A 1937 report by the academy's custodian speaks to an age when citizens had the run of front entrances and much that was inside. Paul Brockett writes about the problem of keeping the building clean when visitors tromped in on damp days, counting 500 before 10 a.m. and 60,000 a year.
Massive bronze doors, embossed with the likes of Aristotle, Galileo, Newton and Darwin, slid open to greet them. Now, the building is closed for renovation. In normal times, the public is encouraged to use an unassuming entrance around the corner on C Street, although people can still get in the front doors with a photo ID to wander the Great Hall and see surrounding art exhibits.
A block away, the front doors of the Pan American Annex, another Constitution Avenue showpiece, bear signs steering visitors to an entrance by a Dumpster around the corner.
The White House, where Abraham Lincoln was routinely besieged by citizens who strolled uninvited into the mansion seeking jobs, favors, pardons and policies, has long been an iron-fenced fortress due to security concerns. And for more than a decade, cars have been blocked from even driving past on Pennsylvania Avenue.

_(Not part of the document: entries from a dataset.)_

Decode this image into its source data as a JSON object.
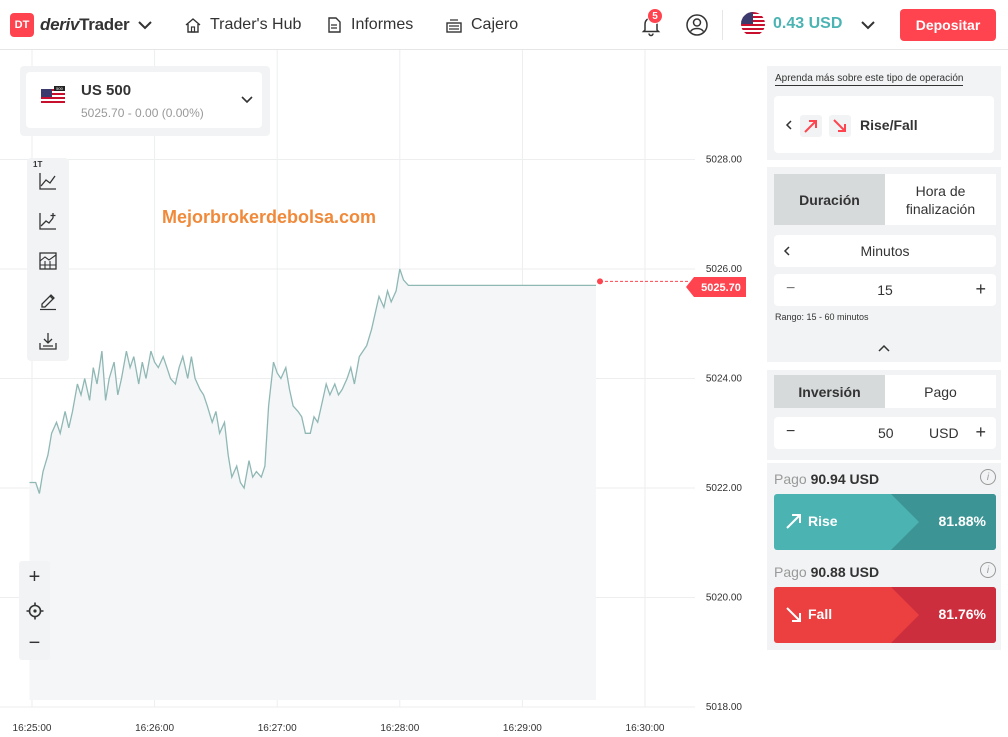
{
  "header": {
    "logo_badge": "DT",
    "logo_brand": "deriv",
    "logo_product": "Trader",
    "nav": [
      {
        "label": "Trader's Hub",
        "icon": "home-icon"
      },
      {
        "label": "Informes",
        "icon": "reports-icon"
      },
      {
        "label": "Cajero",
        "icon": "cashier-icon"
      }
    ],
    "notifications_count": "5",
    "balance": "0.43 USD",
    "deposit_label": "Depositar"
  },
  "chart": {
    "symbol_name": "US 500",
    "symbol_quote": "5025.70 - 0.00 (0.00%)",
    "flag_label": "500",
    "current_price": "5025.70",
    "watermark": "Mejorbrokerdebolsa.com",
    "toolbar_interval": "1T",
    "zoom_in": "+",
    "zoom_out": "−"
  },
  "chart_data": {
    "type": "area",
    "y_ticks": [
      "5018.00",
      "5020.00",
      "5022.00",
      "5024.00",
      "5026.00",
      "5028.00"
    ],
    "x_ticks": [
      "16:25:00",
      "16:26:00",
      "16:27:00",
      "16:28:00",
      "16:29:00",
      "16:30:00"
    ],
    "ylim": [
      5018,
      5030
    ],
    "x": [
      -0.02,
      0.03,
      0.06,
      0.09,
      0.13,
      0.16,
      0.2,
      0.23,
      0.27,
      0.3,
      0.33,
      0.37,
      0.4,
      0.43,
      0.47,
      0.5,
      0.53,
      0.57,
      0.6,
      0.63,
      0.67,
      0.7,
      0.73,
      0.77,
      0.8,
      0.83,
      0.87,
      0.9,
      0.93,
      0.97,
      1.0,
      1.03,
      1.07,
      1.1,
      1.13,
      1.17,
      1.2,
      1.23,
      1.27,
      1.3,
      1.33,
      1.37,
      1.4,
      1.43,
      1.47,
      1.5,
      1.53,
      1.57,
      1.6,
      1.63,
      1.67,
      1.7,
      1.73,
      1.77,
      1.8,
      1.83,
      1.87,
      1.9,
      1.93,
      1.97,
      2.0,
      2.03,
      2.07,
      2.1,
      2.13,
      2.17,
      2.2,
      2.23,
      2.27,
      2.3,
      2.33,
      2.37,
      2.4,
      2.43,
      2.47,
      2.5,
      2.53,
      2.57,
      2.6,
      2.63,
      2.67,
      2.7,
      2.73,
      2.77,
      2.8,
      2.83,
      2.87,
      2.9,
      2.93,
      2.97,
      3.0,
      3.03,
      3.07,
      3.1,
      3.13,
      3.17,
      3.2,
      3.23,
      3.27,
      3.3,
      3.33,
      3.37,
      3.4,
      3.43,
      3.47,
      3.5,
      3.53,
      3.57,
      3.6,
      3.63,
      3.67,
      3.7,
      3.73,
      3.77,
      3.8,
      3.83,
      3.87,
      3.9,
      3.93,
      3.97,
      4.0,
      4.03,
      4.07,
      4.1,
      4.13,
      4.17,
      4.2,
      4.23,
      4.27,
      4.3,
      4.33,
      4.37,
      4.4,
      4.43,
      4.47,
      4.5,
      4.53,
      4.57,
      4.6,
      4.63,
      4.67,
      4.7,
      4.73,
      4.77,
      4.8,
      4.83,
      4.87,
      4.9
    ],
    "y": [
      5022.1,
      5022.1,
      5021.9,
      5022.3,
      5022.6,
      5023.0,
      5023.2,
      5023.0,
      5023.4,
      5023.1,
      5023.4,
      5023.9,
      5023.7,
      5024.0,
      5023.6,
      5024.2,
      5023.9,
      5024.5,
      5023.6,
      5024.0,
      5024.3,
      5023.7,
      5024.0,
      5024.5,
      5024.2,
      5024.4,
      5023.9,
      5024.3,
      5024.0,
      5024.5,
      5024.3,
      5024.2,
      5024.4,
      5024.2,
      5024.0,
      5023.9,
      5024.2,
      5024.4,
      5024.0,
      5024.4,
      5024.0,
      5023.8,
      5023.7,
      5023.5,
      5023.2,
      5023.4,
      5023.0,
      5023.2,
      5022.6,
      5022.2,
      5022.4,
      5022.1,
      5022.0,
      5022.5,
      5022.2,
      5022.3,
      5022.2,
      5022.4,
      5023.5,
      5024.3,
      5024.1,
      5024.0,
      5024.2,
      5023.8,
      5023.5,
      5023.4,
      5023.3,
      5023.0,
      5023.0,
      5023.3,
      5023.2,
      5023.6,
      5023.9,
      5023.7,
      5023.9,
      5023.7,
      5023.8,
      5024.0,
      5024.2,
      5023.9,
      5024.4,
      5024.5,
      5024.6,
      5024.9,
      5025.2,
      5025.5,
      5025.3,
      5025.6,
      5025.4,
      5025.6,
      5026.0,
      5025.8,
      5025.7,
      5025.7,
      5025.7,
      5025.7,
      5025.7,
      5025.7,
      5025.7,
      5025.7,
      5025.7,
      5025.7,
      5025.7,
      5025.7,
      5025.7,
      5025.7,
      5025.7,
      5025.7,
      5025.7,
      5025.7,
      5025.7,
      5025.7,
      5025.7,
      5025.7,
      5025.7,
      5025.7,
      5025.7,
      5025.7,
      5025.7,
      5025.7,
      5025.7,
      5025.7,
      5025.7,
      5025.7,
      5025.7,
      5025.7,
      5025.7,
      5025.7,
      5025.7,
      5025.7,
      5025.7,
      5025.7,
      5025.7,
      5025.7,
      5025.7,
      5025.7,
      5025.7,
      5025.7,
      5025.7,
      5025.7,
      5025.7,
      5025.7,
      5025.7,
      5025.7
    ],
    "colors": {
      "line": "#8fb8b5",
      "fill": "#f4f6f7",
      "price": "#ff444f"
    }
  },
  "sidebar": {
    "learn_more": "Aprenda más sobre este tipo de operación",
    "trade_type": "Rise/Fall",
    "duration_tab": "Duración",
    "end_time_tab_line1": "Hora de",
    "end_time_tab_line2": "finalización",
    "duration_unit": "Minutos",
    "duration_value": "15",
    "range_text": "Rango: 15 - 60 minutos",
    "stake_tab": "Inversión",
    "payout_tab": "Pago",
    "stake_value": "50",
    "stake_currency": "USD",
    "rise": {
      "payout_label": "Pago",
      "payout_value": "90.94 USD",
      "label": "Rise",
      "percent": "81.88%"
    },
    "fall": {
      "payout_label": "Pago",
      "payout_value": "90.88 USD",
      "label": "Fall",
      "percent": "81.76%"
    }
  }
}
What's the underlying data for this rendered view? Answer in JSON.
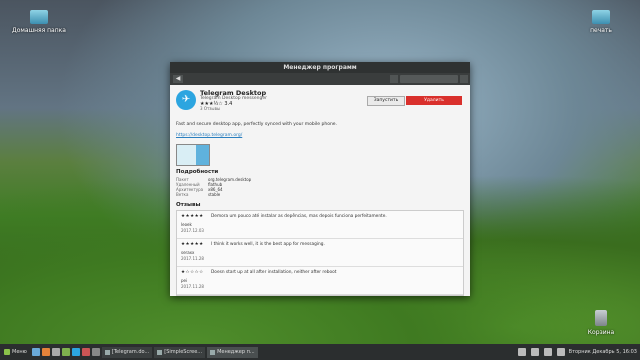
{
  "desktop": {
    "icons": [
      {
        "label": "Домашняя папка"
      },
      {
        "label": "печать"
      },
      {
        "label": "Корзина"
      }
    ]
  },
  "window": {
    "title": "Менеджер программ",
    "back_label": "◀",
    "app": {
      "name": "Telegram Desktop",
      "subtitle": "Telegram Desktop messenger",
      "rating": "★★★½☆ 3.4",
      "reviews_count": "3 Отзывы",
      "launch_label": "Запустить",
      "remove_label": "Удалить",
      "description": "Fast and secure desktop app, perfectly synced with your mobile phone.",
      "link": "https://desktop.telegram.org/"
    },
    "details": {
      "heading": "Подробности",
      "rows": [
        {
          "key": "Пакет",
          "value": "org.telegram.desktop"
        },
        {
          "key": "Удаленный",
          "value": "flathub"
        },
        {
          "key": "Архитектура",
          "value": "x86_64"
        },
        {
          "key": "Ветка",
          "value": "stable"
        }
      ]
    },
    "reviews": {
      "heading": "Отзывы",
      "items": [
        {
          "stars": "★★★★★",
          "text": "Demora um pouco até instalar as depências, mas depois funciona perfeitamente.",
          "user": "leoek",
          "date": "2017.12.03"
        },
        {
          "stars": "★★★★★",
          "text": "I think it works well, it is the best app for messaging.",
          "user": "seraxx",
          "date": "2017.11.28"
        },
        {
          "stars": "★☆☆☆☆",
          "text": "Doesn start up at all after installation, neither after reboot",
          "user": "pei",
          "date": "2017.11.28"
        }
      ]
    }
  },
  "taskbar": {
    "menu_label": "Меню",
    "tasks": [
      {
        "label": "[Telegram.do..."
      },
      {
        "label": "[SimpleScree..."
      },
      {
        "label": "Менеджер п..."
      }
    ],
    "clock": "Вторник Декабрь 5, 16:03"
  }
}
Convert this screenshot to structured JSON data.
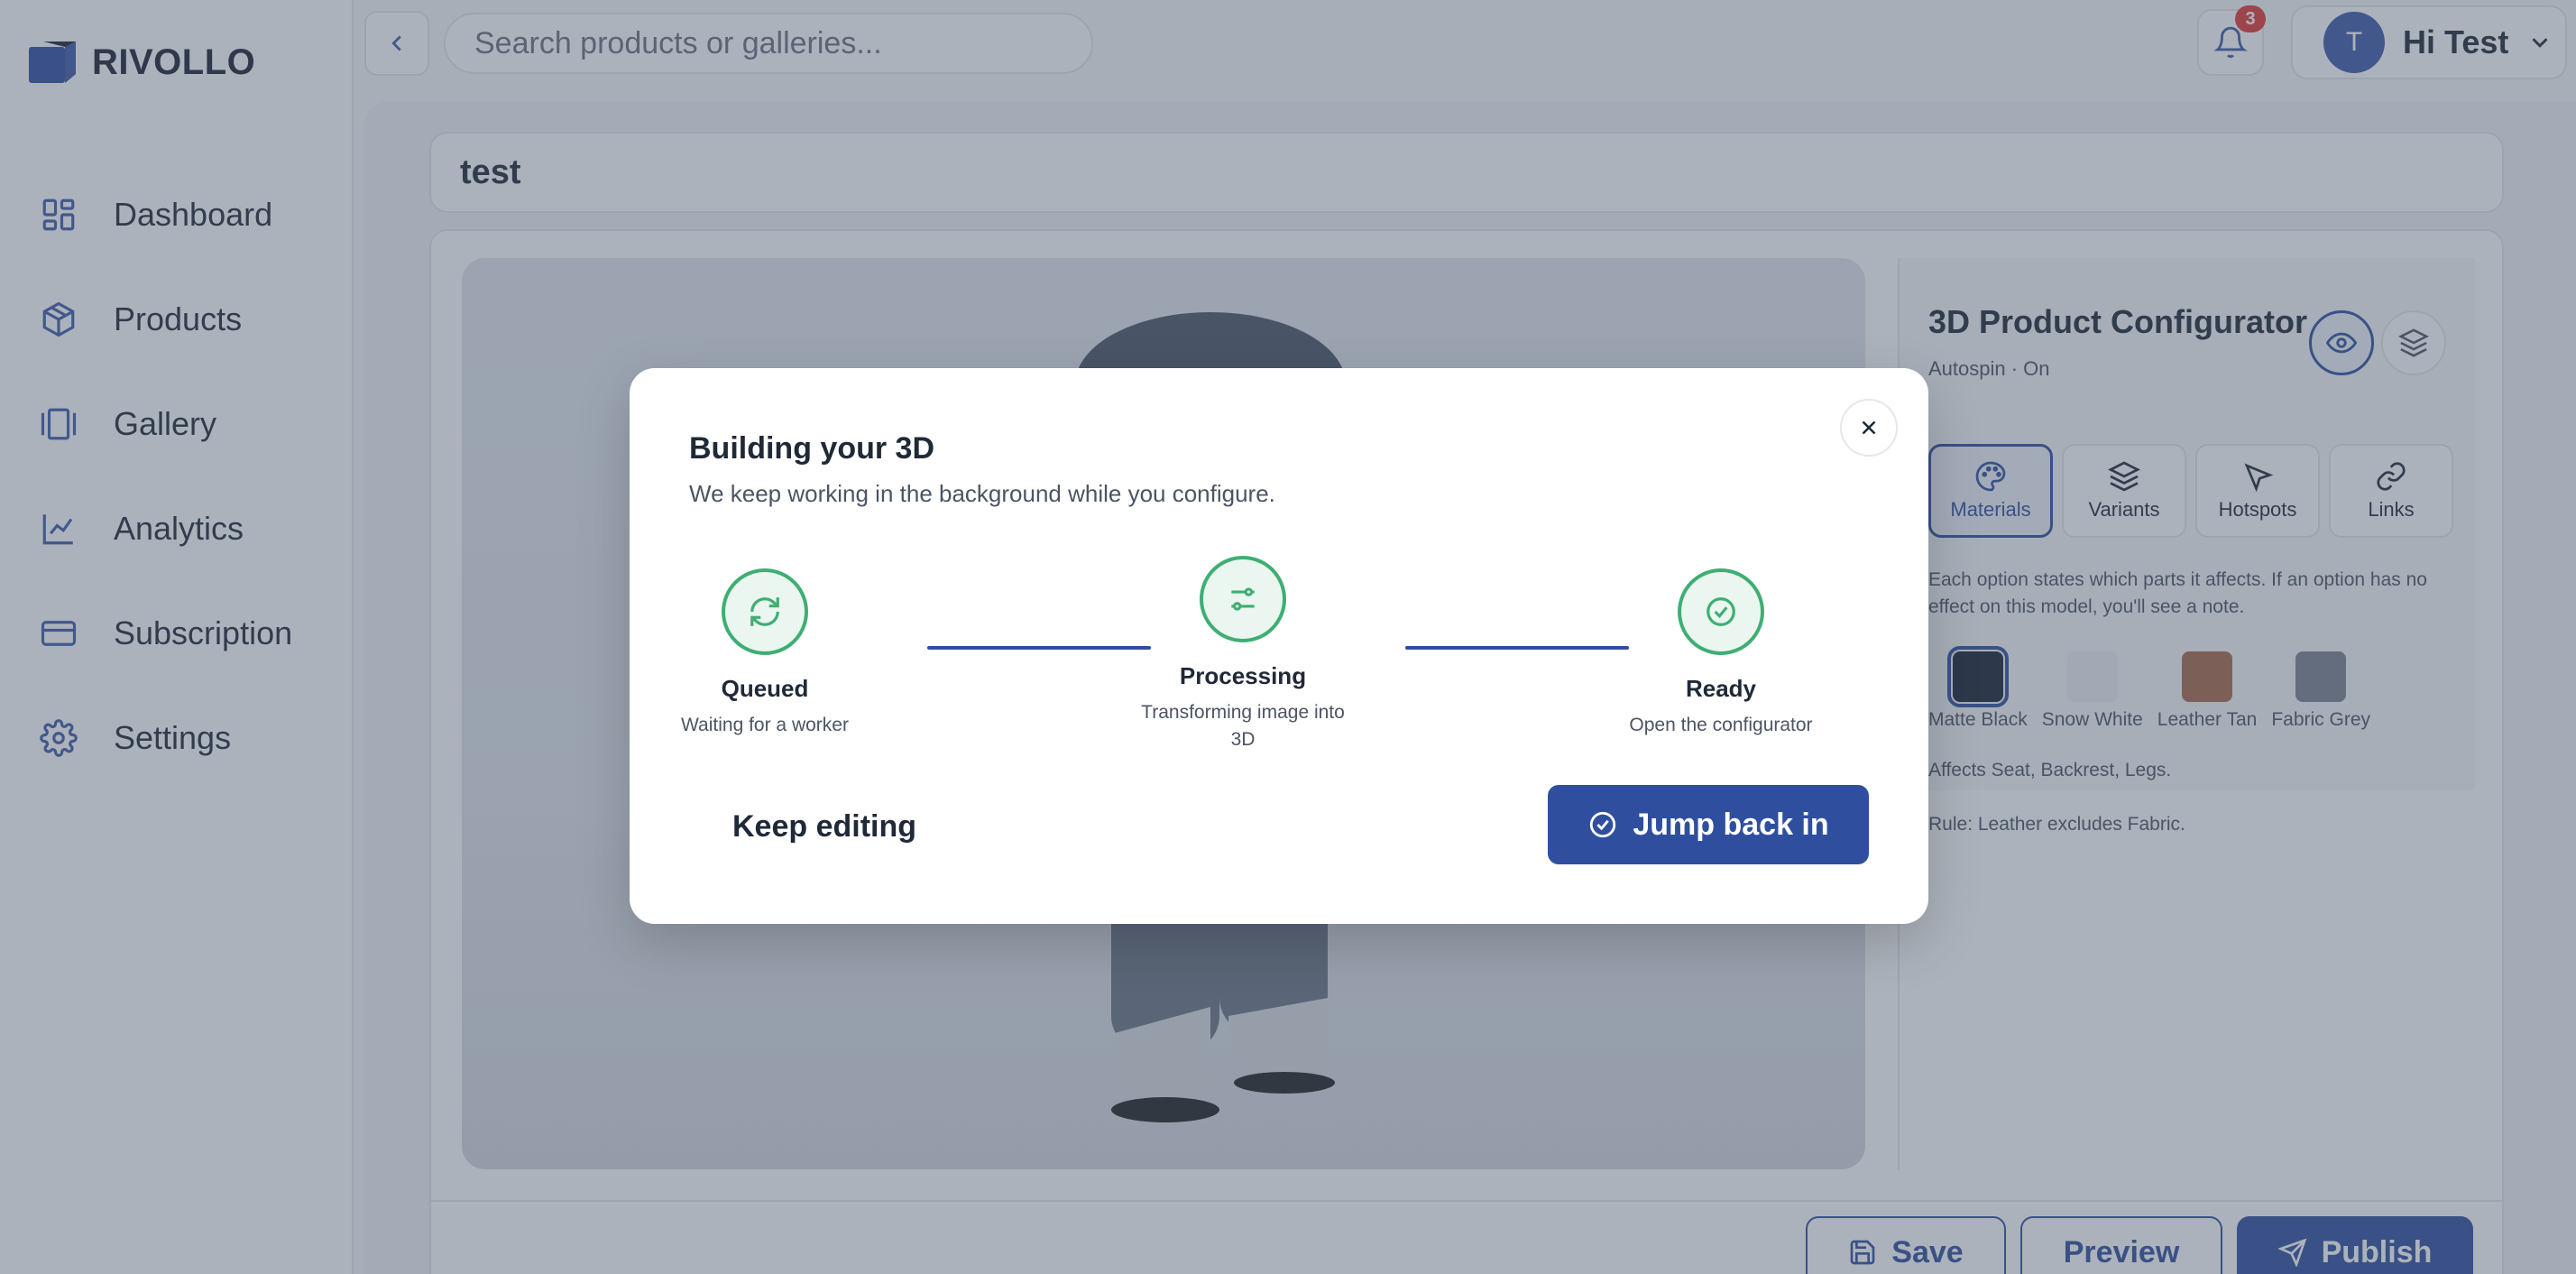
{
  "brand": {
    "name": "RIVOLLO"
  },
  "sidebar": {
    "items": [
      {
        "label": "Dashboard",
        "icon": "dashboard-icon"
      },
      {
        "label": "Products",
        "icon": "box-icon"
      },
      {
        "label": "Gallery",
        "icon": "gallery-icon"
      },
      {
        "label": "Analytics",
        "icon": "analytics-icon"
      },
      {
        "label": "Subscription",
        "icon": "card-icon"
      },
      {
        "label": "Settings",
        "icon": "gear-icon"
      }
    ]
  },
  "topbar": {
    "search_placeholder": "Search products or galleries...",
    "notification_count": "3",
    "avatar_initial": "T",
    "user_greeting": "Hi Test"
  },
  "page": {
    "title": "test"
  },
  "config": {
    "title": "3D Product Configurator",
    "subtitle": "Autospin · On",
    "tabs": [
      {
        "label": "Materials",
        "active": true
      },
      {
        "label": "Variants",
        "active": false
      },
      {
        "label": "Hotspots",
        "active": false
      },
      {
        "label": "Links",
        "active": false
      }
    ],
    "description": "Each option states which parts it affects. If an option has no effect on this model, you'll see a note.",
    "swatches": [
      {
        "label": "Matte Black",
        "color": "#1b2233",
        "selected": true
      },
      {
        "label": "Snow White",
        "color": "#eceef2",
        "selected": false
      },
      {
        "label": "Leather Tan",
        "color": "#a86b4a",
        "selected": false
      },
      {
        "label": "Fabric Grey",
        "color": "#7b8190",
        "selected": false
      }
    ],
    "affects": "Affects Seat, Backrest, Legs.",
    "rule": "Rule: Leather excludes Fabric."
  },
  "actions": {
    "save": "Save",
    "preview": "Preview",
    "publish": "Publish"
  },
  "modal": {
    "title": "Building your 3D",
    "subtitle": "We keep working in the background while you configure.",
    "steps": [
      {
        "label": "Queued",
        "desc": "Waiting for a worker",
        "icon": "refresh-icon"
      },
      {
        "label": "Processing",
        "desc": "Transforming image into 3D",
        "icon": "sliders-icon"
      },
      {
        "label": "Ready",
        "desc": "Open the configurator",
        "icon": "check-circle-icon"
      }
    ],
    "keep_editing": "Keep editing",
    "jump_back": "Jump back in"
  },
  "colors": {
    "primary": "#2f4f9e",
    "success": "#3fae73",
    "badge": "#e53935"
  }
}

Few entrances have more historical significance to the nation at large than the 44 broad steps of the Supreme Court. In May, the court closed the main entrance and began steering visitors and those who argue before the justices to the side of the stairway, through new security checks.
The court thus joined a Washington trend that puts it out of step with the world.
"To my knowledge," Justice Steven Breyer said, "no other Supreme Court in the world — including those, such as Israel's, that face security concerns equal to or greater than ours — has closed its main entrance to the public." Justice Ruth Bader Ginsburg added her name to his statement.
There's a back story to the front steps that few people know but everyone is supposed to feel when ascending them.
Breyer, a student of architecture and history, said Cass Gilbert's design created a choreographed, climbing path symbolizing a progression toward justice. The columns, sculptures, 1,300-pound bronze doors, Great Hall and finally the courtroom are meant as a journey to that ideal.
People can still leave through those doors and down those steps. But the iconic engraving on high, "Equal Justice Under Law," now is behind their backs.